Related videos on Youtube

Determinant
Author by

Determinant

Updated on September 18, 2022

Comments

  • Determinant
    Determinant almost 2 years

    I have an M4A file which is also converted to a FLAC file. I'd like to see if the conversion is lossless, namely, whether the output to pcm from M4A is exactly identical to the one from FLAC decoding.
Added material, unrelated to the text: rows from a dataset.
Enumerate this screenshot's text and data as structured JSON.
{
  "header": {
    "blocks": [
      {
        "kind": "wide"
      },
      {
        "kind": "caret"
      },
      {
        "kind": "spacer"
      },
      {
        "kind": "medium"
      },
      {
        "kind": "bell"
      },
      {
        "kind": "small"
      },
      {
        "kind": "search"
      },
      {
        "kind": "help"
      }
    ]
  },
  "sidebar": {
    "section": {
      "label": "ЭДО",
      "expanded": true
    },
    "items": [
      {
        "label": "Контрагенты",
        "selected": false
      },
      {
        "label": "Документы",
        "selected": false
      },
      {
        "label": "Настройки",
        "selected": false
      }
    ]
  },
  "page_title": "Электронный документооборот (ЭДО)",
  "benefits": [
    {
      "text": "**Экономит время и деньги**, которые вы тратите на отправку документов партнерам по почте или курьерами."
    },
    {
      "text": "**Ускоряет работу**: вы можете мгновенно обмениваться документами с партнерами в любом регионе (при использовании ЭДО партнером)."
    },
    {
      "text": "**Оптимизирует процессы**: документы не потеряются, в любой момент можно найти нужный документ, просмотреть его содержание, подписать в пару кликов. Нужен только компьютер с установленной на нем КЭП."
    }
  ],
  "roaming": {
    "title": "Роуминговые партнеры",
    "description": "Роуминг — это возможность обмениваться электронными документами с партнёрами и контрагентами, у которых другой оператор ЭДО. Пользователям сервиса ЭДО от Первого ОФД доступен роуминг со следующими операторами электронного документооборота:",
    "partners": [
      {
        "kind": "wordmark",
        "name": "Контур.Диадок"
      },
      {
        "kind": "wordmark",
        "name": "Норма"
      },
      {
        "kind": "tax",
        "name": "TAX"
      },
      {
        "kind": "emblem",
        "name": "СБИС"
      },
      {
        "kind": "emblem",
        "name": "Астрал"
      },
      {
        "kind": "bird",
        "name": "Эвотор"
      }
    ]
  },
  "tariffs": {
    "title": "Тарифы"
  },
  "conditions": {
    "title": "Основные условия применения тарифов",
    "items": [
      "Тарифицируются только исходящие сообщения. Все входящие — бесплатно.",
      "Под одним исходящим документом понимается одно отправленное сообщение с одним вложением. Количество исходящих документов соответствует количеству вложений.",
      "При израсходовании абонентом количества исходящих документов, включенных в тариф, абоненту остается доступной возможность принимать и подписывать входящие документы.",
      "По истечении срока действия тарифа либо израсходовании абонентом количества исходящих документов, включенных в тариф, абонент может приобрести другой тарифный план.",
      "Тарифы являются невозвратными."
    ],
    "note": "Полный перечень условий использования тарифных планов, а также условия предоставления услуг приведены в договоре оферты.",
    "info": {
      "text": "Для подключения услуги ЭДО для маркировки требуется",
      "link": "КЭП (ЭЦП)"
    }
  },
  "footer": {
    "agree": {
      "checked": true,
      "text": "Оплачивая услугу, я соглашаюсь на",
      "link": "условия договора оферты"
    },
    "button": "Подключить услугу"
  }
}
    I assume there's a way to use FFmpeg or Libav to produce some "raw" output and compare them?

  • Determinant
    Determinant over 11 years
    It seems that the output size by ffmpeg -y -i in.m4a -ac 2 -ar 48000 -acodec flac out.flac differs from that of ffmpeg -y -i in.m4a -acodec flac out.flac. I have no idea what's going on when converting as well as the subtle paramters. Could you explain a little bit?
  • Determinant
    Determinant over 11 years
    And the former command is copied from a forum, I guess the file size has something to do with the number "48000", right?
  • thirtythreeforty
    thirtythreeforty over 11 years
    Yup. See, the -ar 48000 says to use 48000 samples per second. If that is different than the source's number of samples per second, ffmpeg interpolates (sticks additional values in between), and that makes the resulting file different. If you just let ffmpeg autodetect everthing, it tries to change as little as it can.
  • Determinant
    Determinant over 11 years
    One more question, is wav file the raw file standard? I mean are there any other alternative raw formats besides wav in PC area?
  • thirtythreeforty
    thirtythreeforty over 11 years
    I suppose there are two well-known uncompressed standards: WAV and AIFF. AIFF is used a lot by Apple's systems; the rest of everybody uses WAV.
  • Determinant
    Determinant over 11 years
    Thx! Fast and clear answer.
  • slhck
    slhck over 11 years
    @ymfoi WAV is not a raw file standard per se. WAV files are just containers and therefore can contain different audio codecs. In this case it will be PCM audio (pulse-code modulated), which is lossless. But there can also be compressed codecs inside a WAV file: en.wikipedia.org/wiki/Wav#WAV_file_compression_codecs_compar‌​ed
  • Determinant
    Determinant over 11 years
    @slhck so, are there any methods to extract raw PCM data from the decoder?
  • slhck
    slhck over 11 years
    @ymfoi FFmpeg will choose 16-bit PCM by default, so you already get uncompressed, "unaltered" audio (unless your source used more bit depth like 32 bit; in that case you could specify -c:a pcm_s32le, for example).
  • Determinant
    Determinant over 11 years
    @slhck I see. Can I say that the WAV file I've got from FFmpeg consists of several chuncks of PCM raw data with some additional information, and there're some other similar formats like WAV, say AIFF, etc.?
  • slhck
    slhck over 11 years
    @ymfoi That is correct. WAV, like AIFF, are just containers that indeed store so-called "chunks" of audio data.
  • Determinant
    Determinant over 11 years
    @slhck Thx~ Now I have a clearer understanding of WAV, which has been a mystery to me for years.
  • thirtythreeforty
    thirtythreeforty over 11 years
    @slhck thanks. I had forgotten to make that distinction. In 99% of the cases you'll see, however, PCM is the only stream format you'll see in a WAV container.
  • user
    user over 11 years
    +1 This is good also because it completely avoids the issue of metadata in the uncompressed file, which otherwise could make identical-audio files differ.